What we do is create the flat pattern in the model, suppress it, then create a family table with the generic and the flat pattern as an instance.
Once this is complete, in your drawing, do an "Add Model" and choose the flat pattern instance, and you will be able to place the flat pattern.
If you need more details, please let me know.
In Creo 1, to create the 3d flat pattern - go to File, Prepare, Model Properties. Under Shett Metal, change the Flat State Instances and create a family table flat pattern tied to the shett metal part.
In WF5 this was under Edit , Setup.
For Creo 2, it will be in the floating tool bar at the top of the modeling view.
Once created it can be put in any drawing at full scale then save as DXF
What John says will work. But Kris' technique is also valid. The Flat State function is somewhat different that Kris' technique. Both will create a flat pattern. Once the flat pattern is created, both techniques rely on you to export the drawing to DXF format.
I suspect you're sending the DXF to a waterjet, flame cutter, or other sheet metal cutting device? If so, you may want to pay attention to the bend allowances, too.
Thought I'd see if anyone has any more comments on this. All of the existing responses seem to miss the OPs actual question. Assuming you have already generated a flat instance (and we show it on our drawing), how do you generate the final DXF file that gets sent to manufacturing? We currently do it the way that the OP does. Create a new drawing, scale 1:1 and save as DXF. Would prefer a way to do it directly from the part file, or better yet, from the assembly that the part is used in.
He asked two questions.
1) What's fastest way to get a DXF of a flattened sheetmetal part?
2) Can it be done from the model?
The first answer seems to be, create a flat state and then place a view of it on a drawing.
The second isn't answered, likely because there is presently no way to do so directly from the model.
I suppose using a CNC module could send data directly to manufacturing without a DXF at all.
Fastest is to give manufacturing their own seat of Pro/E or Creo or whatever the next market spin is.
Maybe slightly faster way than exporting from drawing is making Xsection of flatstate part, then opening it in Layout and then export to dxf.
You skip few clicks and lose also bend lines that you dont need when passing dxf for cuting.
Tho something like icon for exporting conture of flatstate(in flatstate preview window) to DXF would be nice improvement to Creo.
We actually put bend lines on our DXFs because we laser etch them at the same time that we do the cutting. But I'll have to look in to that because I don't know anythin about the Layout functionality.
two things which are helpful:
PDM with cad worker
and a drawing template with three sheets (bent part, measured flat pattern and flat in 1:1 scale)
with that creating a drawing is quite quick (nearly automatic)

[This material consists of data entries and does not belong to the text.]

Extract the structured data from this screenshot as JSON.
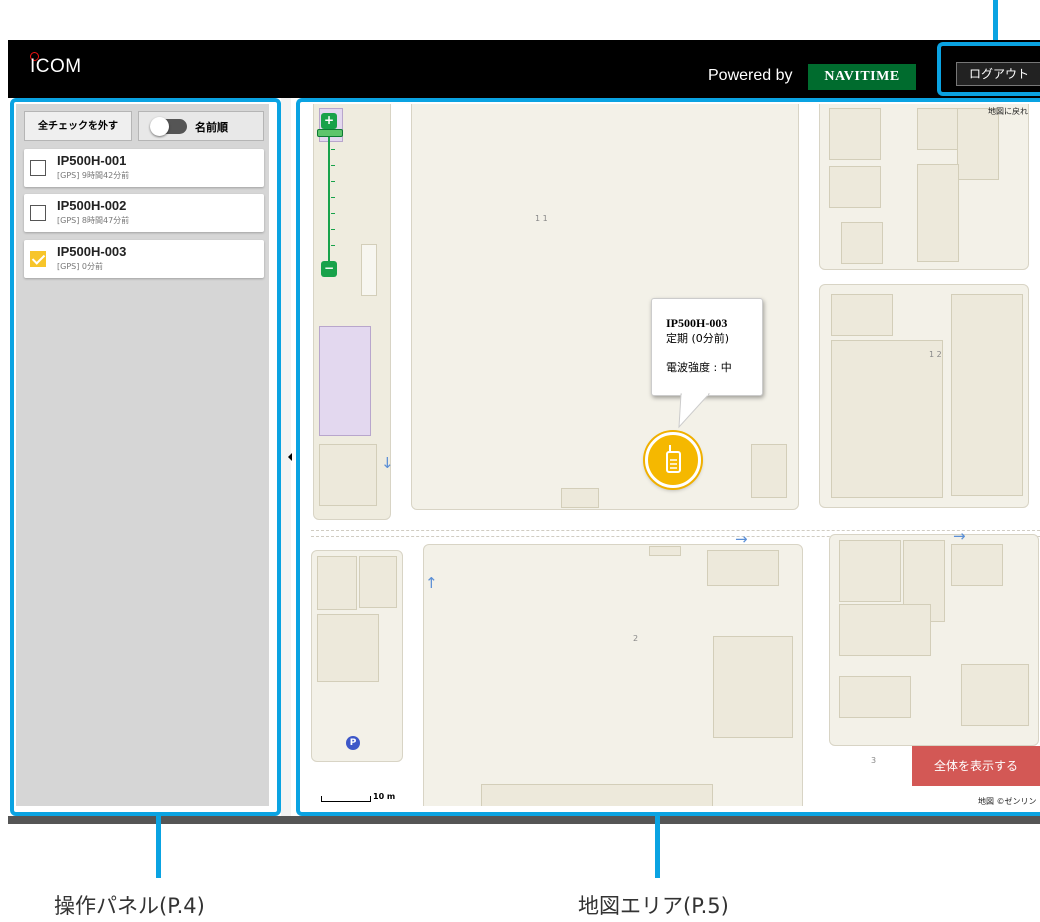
{
  "header": {
    "logo_text": "ICOM",
    "powered_by": "Powered by",
    "navitime": "NAVITIME",
    "logout": "ログアウト"
  },
  "panel": {
    "uncheck_all_label": "全チェックを外す",
    "sort_label": "名前順",
    "devices": [
      {
        "name": "IP500H-001",
        "status": "[GPS] 9時間42分前",
        "checked": false
      },
      {
        "name": "IP500H-002",
        "status": "[GPS] 8時間47分前",
        "checked": false
      },
      {
        "name": "IP500H-003",
        "status": "[GPS] 0分前",
        "checked": true
      }
    ]
  },
  "map": {
    "labels": {
      "block_11": "1 1",
      "block_12": "1 2",
      "block_2": "2",
      "block_3": "3"
    },
    "popup": {
      "name": "IP500H-003",
      "mode": "定期 (0分前)",
      "signal": "電波強度 : 中"
    },
    "show_all_label": "全体を表示する",
    "scale": "10 m",
    "copyright": "地図 ©ゼンリン",
    "top_note": "地図に戻れ",
    "zoom_in": "+",
    "zoom_out": "−",
    "parking": "P"
  },
  "captions": {
    "operation_panel": "操作パネル(P.4)",
    "map_area": "地図エリア(P.5)"
  },
  "colors": {
    "accent_callout": "#0aa3e2",
    "navitime_green": "#006c2e",
    "marker_yellow": "#f5b800",
    "check_yellow": "#f7c52a",
    "show_all_red": "#d35855",
    "zoom_green": "#18a24a"
  }
}
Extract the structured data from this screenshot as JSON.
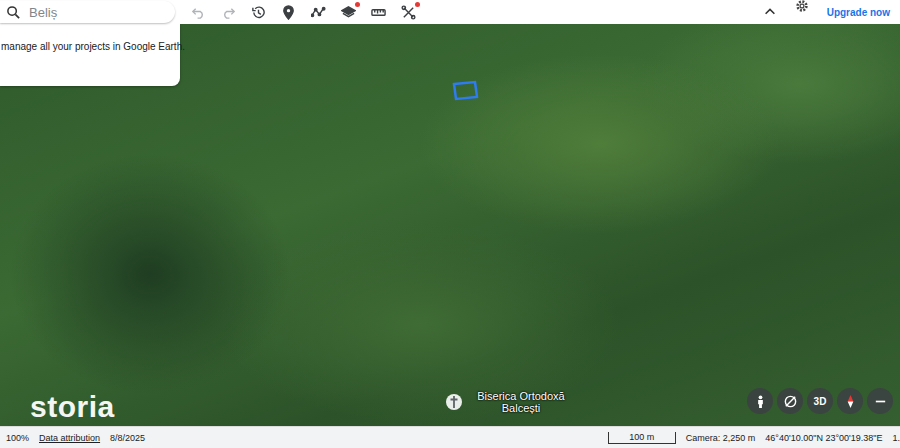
{
  "search": {
    "placeholder": "Beliș"
  },
  "toolbar": [
    {
      "kind": "undo",
      "disabled": true,
      "badge": false
    },
    {
      "kind": "redo",
      "disabled": true,
      "badge": false
    },
    {
      "kind": "history",
      "disabled": false,
      "badge": false
    },
    {
      "kind": "pin",
      "disabled": false,
      "badge": false
    },
    {
      "kind": "path",
      "disabled": false,
      "badge": false
    },
    {
      "kind": "layers",
      "disabled": false,
      "badge": true
    },
    {
      "kind": "ruler",
      "disabled": false,
      "badge": false
    },
    {
      "kind": "tools",
      "disabled": false,
      "badge": true
    }
  ],
  "upgrade": "Upgrade now",
  "panel": {
    "text": "manage all your projects in Google Earth."
  },
  "watermark": "storia",
  "places": [
    {
      "label": "Biserica Ortodoxă Balcești"
    }
  ],
  "map_controls": [
    {
      "kind": "pegman",
      "label": ""
    },
    {
      "kind": "tilt",
      "label": ""
    },
    {
      "kind": "text",
      "label": "3D"
    },
    {
      "kind": "compass",
      "label": ""
    },
    {
      "kind": "zoom-out",
      "label": ""
    }
  ],
  "status_bar": {
    "zoom": "100%",
    "attribution": "Data attribution",
    "date": "8/8/2025",
    "scale": "100 m",
    "camera": "Camera: 2,250 m",
    "coordinates": "46°40'10.00\"N 23°00'19.38\"E",
    "extra": "1."
  }
}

after checkin to PDM cad worker will execute creation of PDF and DXF file. The next is to create a subprogram to collect those files from system.
I realize this is an old thread, however, still a relevant topic & unanswered. I'll as concise as possible
I have a sheet metal model. I DON'T want to make a drawing file. I want to send a DWG/DXF flat pattern to my cutter.

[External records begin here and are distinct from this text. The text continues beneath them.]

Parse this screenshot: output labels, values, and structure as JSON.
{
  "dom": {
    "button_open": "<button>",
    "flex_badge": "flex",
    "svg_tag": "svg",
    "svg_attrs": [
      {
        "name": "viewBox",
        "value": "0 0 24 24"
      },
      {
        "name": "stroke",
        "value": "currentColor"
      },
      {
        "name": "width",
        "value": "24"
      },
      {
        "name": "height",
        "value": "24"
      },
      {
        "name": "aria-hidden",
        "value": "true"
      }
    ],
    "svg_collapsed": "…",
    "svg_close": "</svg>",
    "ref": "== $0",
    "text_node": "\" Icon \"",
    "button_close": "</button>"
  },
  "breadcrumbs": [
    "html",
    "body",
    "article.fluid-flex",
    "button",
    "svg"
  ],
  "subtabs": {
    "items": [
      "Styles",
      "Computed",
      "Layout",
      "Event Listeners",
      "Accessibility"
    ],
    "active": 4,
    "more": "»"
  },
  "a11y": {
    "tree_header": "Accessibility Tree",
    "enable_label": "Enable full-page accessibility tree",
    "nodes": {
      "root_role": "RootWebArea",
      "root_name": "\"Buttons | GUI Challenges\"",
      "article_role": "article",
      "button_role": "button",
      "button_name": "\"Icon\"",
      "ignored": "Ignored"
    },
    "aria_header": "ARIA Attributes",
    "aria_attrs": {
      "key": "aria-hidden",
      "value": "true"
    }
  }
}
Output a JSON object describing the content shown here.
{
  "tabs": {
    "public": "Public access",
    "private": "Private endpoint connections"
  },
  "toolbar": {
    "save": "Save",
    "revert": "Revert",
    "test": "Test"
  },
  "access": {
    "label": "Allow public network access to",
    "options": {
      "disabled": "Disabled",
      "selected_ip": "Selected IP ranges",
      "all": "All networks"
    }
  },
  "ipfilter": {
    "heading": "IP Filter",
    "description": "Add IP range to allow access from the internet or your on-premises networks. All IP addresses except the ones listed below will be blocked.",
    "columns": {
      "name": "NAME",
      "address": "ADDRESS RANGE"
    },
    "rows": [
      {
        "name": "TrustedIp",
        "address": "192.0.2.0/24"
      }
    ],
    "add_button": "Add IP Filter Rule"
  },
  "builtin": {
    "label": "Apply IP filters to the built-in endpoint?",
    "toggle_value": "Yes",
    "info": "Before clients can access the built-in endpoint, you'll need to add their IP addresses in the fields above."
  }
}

Can this be exported DIRECTLY from a Creo2.0/3.0 model? None of the above comments lead to believe this is possible.
Still a relevant question.
Is there a way to export a flat pattern without creating a drawing 1:1 ratio and then saving as a DXF?
Funny how other software like SW and Inventor figured this out quite some time ago but PTC is over here, wondering what the problem is....
I have 41 sheet metal parts that need to be exported as DXF sheets to send to fab but what I am finding, is that I have to create a drawing file and then save that drawing file as a DXF after I place the flat pattern on that drawing...41 times...hooray.
Not out-of the box.
We ended up making a mapkey and a drawing template. The template has a single named view set to a named orientation (called "DXF") at 1:1 scale, and without format or border, etc...
The mapkey 1st saves the model's current view as "DXF" and then creates a new drawing using the template, then exports it...
So you point the camera down on the flat pattern, then activate the mapkey, which is bound to a button on the toolbar, so it's a 2-click operation, thought it would get tedious for 41 parts.